MEMPHIS, Tenn. — As protests erupted in Memphis and across the country following the deaths of George Floyd, Breonna Taylor, and Admaud Arberry, there was something different about these demonstrations – not the intensity but the diversity.
“I think we’re reaching a crisis point where even people who formerly could have called themselves complacent can no longer take part in those systems of injustice,” said protester Cassandra Fawn.
Some experts are calling this a racial awakening. It’s because when you take a closer look at some of the protests in the Mid-South and even across the nation, many of the people supporting the Black Lives Matter movement now are white people.
More white people are showing their support the Black Lives Matter movement, carrying signs, screaming chants and marching in the streets
“I think part of it is the killings of George Floyd and Breonna Taylor particularly were so atrocious like so particularly heinous it has mobilized people in a way that it has not mobilized people in the past,” said Fawn.
It’s a trend that isn’t limited to Memphis. It’s happening across the nation.
Duane T. Loynes, Sr. is an Assistant Professor Of Urban Studies and Africana Studies at Rhodes College.
“Now with George Floyd for some reason it struck a chord where now white America sees it, right?” he said.
Loynes said there are several factors that may be contributing to this racial awakening like the global COVID-19 pandemic which is giving people more free time, but they’re also frustrated, angry, and at a breaking point.
“There is a simmering, significant undercurrent of anxiety against Donald Trump so for all the problems that we have, whether its law enforcement in black communities or the mishandling of the COVID-19 pandemic and so many other things, Donald Trump makes a very easy target,” he said,
Loynes said the timing is also a factor in this case.
“Back in 2013, 2014, when Alicia Garza, Patrisse Cullors, and Opal Tometi started this Black Lives Matter consciousness, movement, Black Americans got a lot of push back – ‘All Lives Matter, Blue Lives Matter, why are you saying back lives matter? So because this movement has done the work, I think it kind of prepared the general white population to say ‘you know what we can affirm to black lives matter,” said Loynes.

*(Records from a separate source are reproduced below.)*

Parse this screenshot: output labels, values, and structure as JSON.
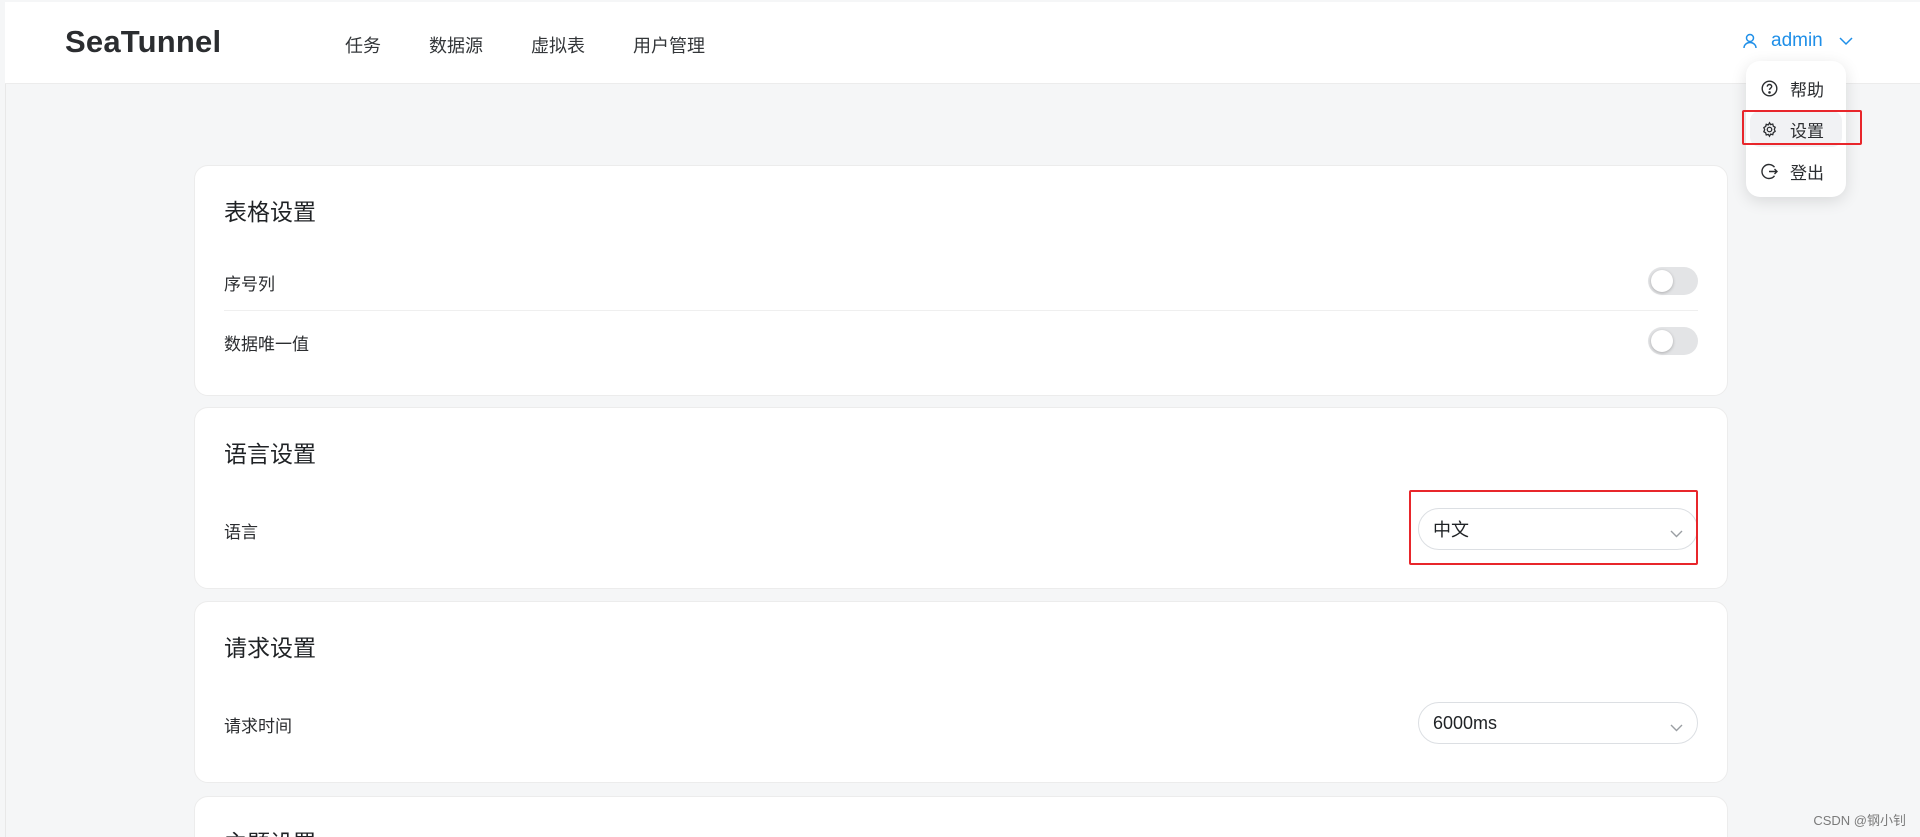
{
  "app": {
    "logo": "SeaTunnel"
  },
  "nav": {
    "items": [
      {
        "label": "任务"
      },
      {
        "label": "数据源"
      },
      {
        "label": "虚拟表"
      },
      {
        "label": "用户管理"
      }
    ]
  },
  "user": {
    "name": "admin",
    "icon": "user-icon",
    "caret": "chevron-down-icon"
  },
  "dropdown": {
    "items": [
      {
        "label": "帮助",
        "icon": "help-circle-icon"
      },
      {
        "label": "设置",
        "icon": "gear-icon",
        "active": true
      },
      {
        "label": "登出",
        "icon": "logout-icon"
      }
    ]
  },
  "table_settings": {
    "title": "表格设置",
    "rows": [
      {
        "label": "序号列",
        "enabled": false
      },
      {
        "label": "数据唯一值",
        "enabled": false
      }
    ]
  },
  "language_settings": {
    "title": "语言设置",
    "label": "语言",
    "value": "中文"
  },
  "request_settings": {
    "title": "请求设置",
    "label": "请求时间",
    "value": "6000ms"
  },
  "theme_settings": {
    "title": "主题设置"
  },
  "watermark": "CSDN @钢小钊",
  "colors": {
    "accent": "#1f8fe8",
    "highlight": "#e8262b",
    "switch_off": "#e3e4e6"
  }
}
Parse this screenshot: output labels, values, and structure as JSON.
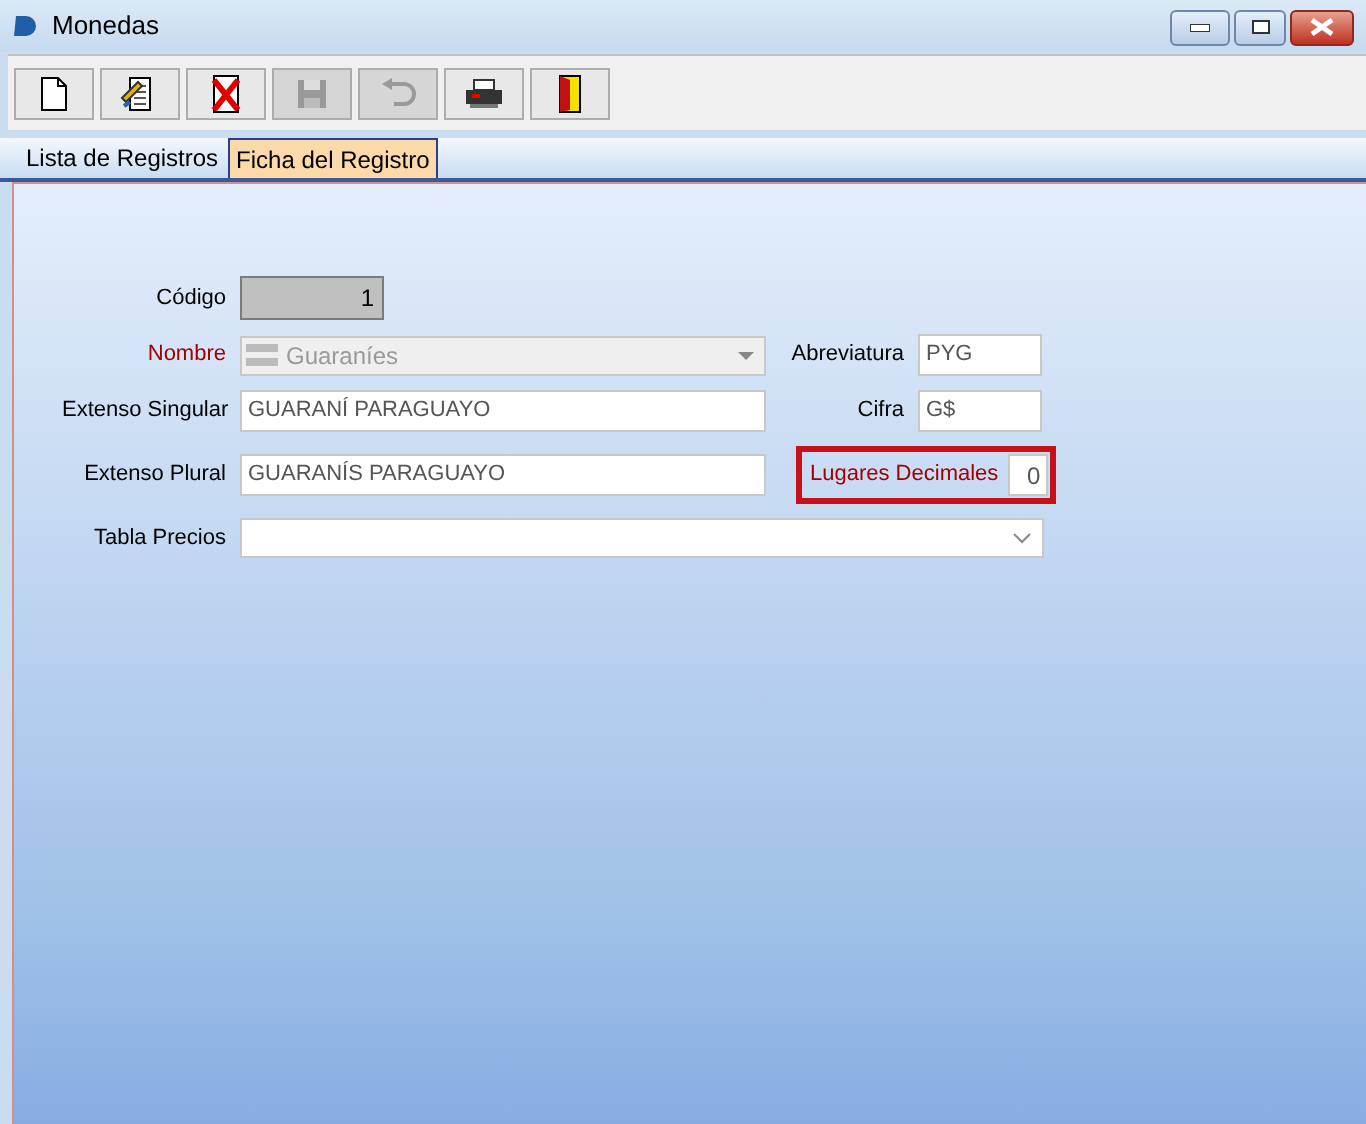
{
  "window": {
    "title": "Monedas"
  },
  "toolbar": [
    {
      "kind": "new",
      "disabled": false
    },
    {
      "kind": "edit",
      "disabled": false
    },
    {
      "kind": "delete",
      "disabled": false
    },
    {
      "kind": "save",
      "disabled": true
    },
    {
      "kind": "undo",
      "disabled": true
    },
    {
      "kind": "print",
      "disabled": false
    },
    {
      "kind": "exit",
      "disabled": false
    }
  ],
  "tabs": [
    {
      "label": "Lista de Registros",
      "selected": false
    },
    {
      "label": "Ficha del Registro",
      "selected": true
    }
  ],
  "form": {
    "codigo": {
      "label": "Código",
      "value": "1",
      "required": false
    },
    "nombre": {
      "label": "Nombre",
      "value": "Guaraníes",
      "required": true,
      "disabled": true
    },
    "extenso_singular": {
      "label": "Extenso Singular",
      "value": "GUARANÍ PARAGUAYO",
      "required": false
    },
    "extenso_plural": {
      "label": "Extenso Plural",
      "value": "GUARANÍS PARAGUAYO",
      "required": false
    },
    "tabla_precios": {
      "label": "Tabla Precios",
      "required": false
    },
    "abreviatura": {
      "label": "Abreviatura",
      "value": "PYG",
      "required": false
    },
    "cifra": {
      "label": "Cifra",
      "value": "G$",
      "required": false
    },
    "lugares_decimales": {
      "label": "Lugares Decimales",
      "value": "0",
      "required": true,
      "highlighted": true
    }
  }
}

And as protests start to die down almost a month later, Loynes said it’s hard to say how long white people will remain actively engaged in this movement.
“We have to wait and see, to be honest with you,” he said. “The demonstrations that we saw in the past, are they going to coalesce into a movement that will fight for institutional and systemic structural change? Right now, we haven’t seen that. We saw a lot of protests, a lot of promises, a lot of symbolic acts but we haven’t seen any substantive change.”
Loynes said another shift that has happened recently is more corporations showing support for the movement.
Many of us have seen the signs or posts on social media from companies saying Black Lives Matter, as a sign of solidarity with the movement.